Städtische Auszeichnung ging an die Schulen.

Im Bürgersaal des Rathauses herrschte annährend Ausnahmezustand. Bürgermeister Gustav Schrank, der die Verleihung des Umweltpreises vornahm, bot sich ein für ihn sicherlich ungewohntes Bild, als sich zahlreiche Schüler der Pestalozzischule und des Carl-Friedrich-Gauß-Gymnasiums in den Raum drängten, in dem normalerweise Gemeinderäte Entscheidungen für die Stadtentwicklung treffen.

Zum ersten Mal hatte die Stadt Hockenheim im vergangenem Jahr einen Umweltpreis ausgeschrieben, an dem sich auch die Hockenheimer Schulen beteiligten, und „prompt die ersten Plätze belegten“, wie Schrank in seiner einführenden Rede zu Beginn der Preisverleihung mit sichtlichem Stolz feststellte. Der Bürgermeister begrüßte die Rektoren, die als Vertreter der verschiedenen Hockenheimer Schulen anwesend waren. Stellvertretend für den Rektor des Gauß-Gymnasiums, Dr. Walter Weidner, war Dr. Adalbert Nessel erschienen.

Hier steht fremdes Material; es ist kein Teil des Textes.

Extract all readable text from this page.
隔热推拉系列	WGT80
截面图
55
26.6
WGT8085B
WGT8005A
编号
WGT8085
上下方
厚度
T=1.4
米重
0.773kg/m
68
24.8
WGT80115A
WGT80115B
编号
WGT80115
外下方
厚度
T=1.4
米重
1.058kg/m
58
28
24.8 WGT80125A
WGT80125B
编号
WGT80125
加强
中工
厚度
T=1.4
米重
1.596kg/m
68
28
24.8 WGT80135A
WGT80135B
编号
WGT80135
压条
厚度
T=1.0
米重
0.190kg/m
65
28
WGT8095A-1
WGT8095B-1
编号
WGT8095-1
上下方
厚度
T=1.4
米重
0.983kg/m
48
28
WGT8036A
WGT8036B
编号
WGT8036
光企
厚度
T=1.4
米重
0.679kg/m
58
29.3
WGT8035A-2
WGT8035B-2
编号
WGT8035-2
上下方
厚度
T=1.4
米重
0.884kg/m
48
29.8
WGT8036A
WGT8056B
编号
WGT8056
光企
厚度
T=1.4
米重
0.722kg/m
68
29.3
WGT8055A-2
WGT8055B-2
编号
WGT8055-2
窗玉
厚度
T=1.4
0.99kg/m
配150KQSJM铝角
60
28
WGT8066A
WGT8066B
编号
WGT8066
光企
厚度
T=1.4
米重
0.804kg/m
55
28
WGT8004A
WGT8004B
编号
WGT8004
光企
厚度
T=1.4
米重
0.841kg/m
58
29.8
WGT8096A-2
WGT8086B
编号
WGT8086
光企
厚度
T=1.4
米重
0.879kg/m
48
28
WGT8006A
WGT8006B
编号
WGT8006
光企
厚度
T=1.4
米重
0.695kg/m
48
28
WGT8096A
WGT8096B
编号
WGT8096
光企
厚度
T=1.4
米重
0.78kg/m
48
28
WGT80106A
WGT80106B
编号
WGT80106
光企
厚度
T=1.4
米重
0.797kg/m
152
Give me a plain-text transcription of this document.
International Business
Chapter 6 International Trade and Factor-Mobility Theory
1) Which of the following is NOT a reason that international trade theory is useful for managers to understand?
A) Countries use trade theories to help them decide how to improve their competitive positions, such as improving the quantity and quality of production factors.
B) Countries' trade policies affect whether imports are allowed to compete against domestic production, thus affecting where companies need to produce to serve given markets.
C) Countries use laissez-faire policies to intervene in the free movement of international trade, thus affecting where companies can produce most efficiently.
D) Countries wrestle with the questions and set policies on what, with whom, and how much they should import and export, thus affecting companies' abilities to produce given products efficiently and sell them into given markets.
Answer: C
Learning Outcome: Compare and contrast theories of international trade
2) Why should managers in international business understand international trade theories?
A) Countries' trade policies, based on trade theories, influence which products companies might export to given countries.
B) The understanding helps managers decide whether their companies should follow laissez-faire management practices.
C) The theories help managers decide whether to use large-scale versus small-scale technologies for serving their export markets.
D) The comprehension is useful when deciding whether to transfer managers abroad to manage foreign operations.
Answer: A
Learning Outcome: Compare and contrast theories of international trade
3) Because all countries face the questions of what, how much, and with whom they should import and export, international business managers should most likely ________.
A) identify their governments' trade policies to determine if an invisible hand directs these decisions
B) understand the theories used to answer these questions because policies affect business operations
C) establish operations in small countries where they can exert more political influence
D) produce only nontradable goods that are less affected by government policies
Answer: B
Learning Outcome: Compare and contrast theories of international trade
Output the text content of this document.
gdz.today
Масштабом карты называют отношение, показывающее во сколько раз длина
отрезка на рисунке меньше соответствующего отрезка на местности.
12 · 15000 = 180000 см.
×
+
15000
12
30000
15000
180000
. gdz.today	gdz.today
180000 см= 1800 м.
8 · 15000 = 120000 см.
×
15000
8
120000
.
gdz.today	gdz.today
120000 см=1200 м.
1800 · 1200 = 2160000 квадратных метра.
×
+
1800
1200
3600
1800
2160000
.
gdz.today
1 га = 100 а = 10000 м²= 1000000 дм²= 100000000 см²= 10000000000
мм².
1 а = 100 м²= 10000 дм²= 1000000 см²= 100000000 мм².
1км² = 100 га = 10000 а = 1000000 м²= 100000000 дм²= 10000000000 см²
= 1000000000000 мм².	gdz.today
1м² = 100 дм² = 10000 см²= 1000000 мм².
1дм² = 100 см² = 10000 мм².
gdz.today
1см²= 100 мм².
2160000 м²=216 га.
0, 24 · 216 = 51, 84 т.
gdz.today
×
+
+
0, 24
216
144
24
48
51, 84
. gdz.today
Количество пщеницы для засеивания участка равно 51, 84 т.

Die Gewinner des ersten Preises, die Bio-AG des Gauß Gymnasiums, hatten unter der Regie ihres Lehrers Roland Mohr ein Feuchtbiotop als Anschauungsobjekt für Schüler angelegt und eine Trockenmauer eingerichtet, die einen Lebensraum für Insekten und Kleinsäuger bietet. Die Arbeit der Arbeitsgemeinschaft sei ein gutes Beispiel für die vielen sinnvollen Gestaltungsmöglichkeiten im ökologischen Bereich, erklärte Schrank zusammenfassend und überreichte den Scheck über 500 DM an Roland Mohr.

Ein Anerkennungspreis über 200 DM ging an die Schüler der Pestalozzi-Grundschule, um deren Engagement in Sachen Umwelt Rechnung zu tragen. Im vergangenen Jahr hatten sich etwas 60 Schüler dreimal an einer Säuberungsaktion des Gartenschaugeländes beteiligt, die regelmäßig von einem Förderverein in Zusammenhang mit der Stadt durchgeführt wird. Der Bürgermeister bezeichnete das Mitwirken der Schüler als vorbildlich und angesichts der Unmenge achtlos weggeworfenen Mülls auch als dingend notwendig. Den Scheck nahm der Rektor der Pestalozzi-Schule, Manfred Wöhr, entgegen.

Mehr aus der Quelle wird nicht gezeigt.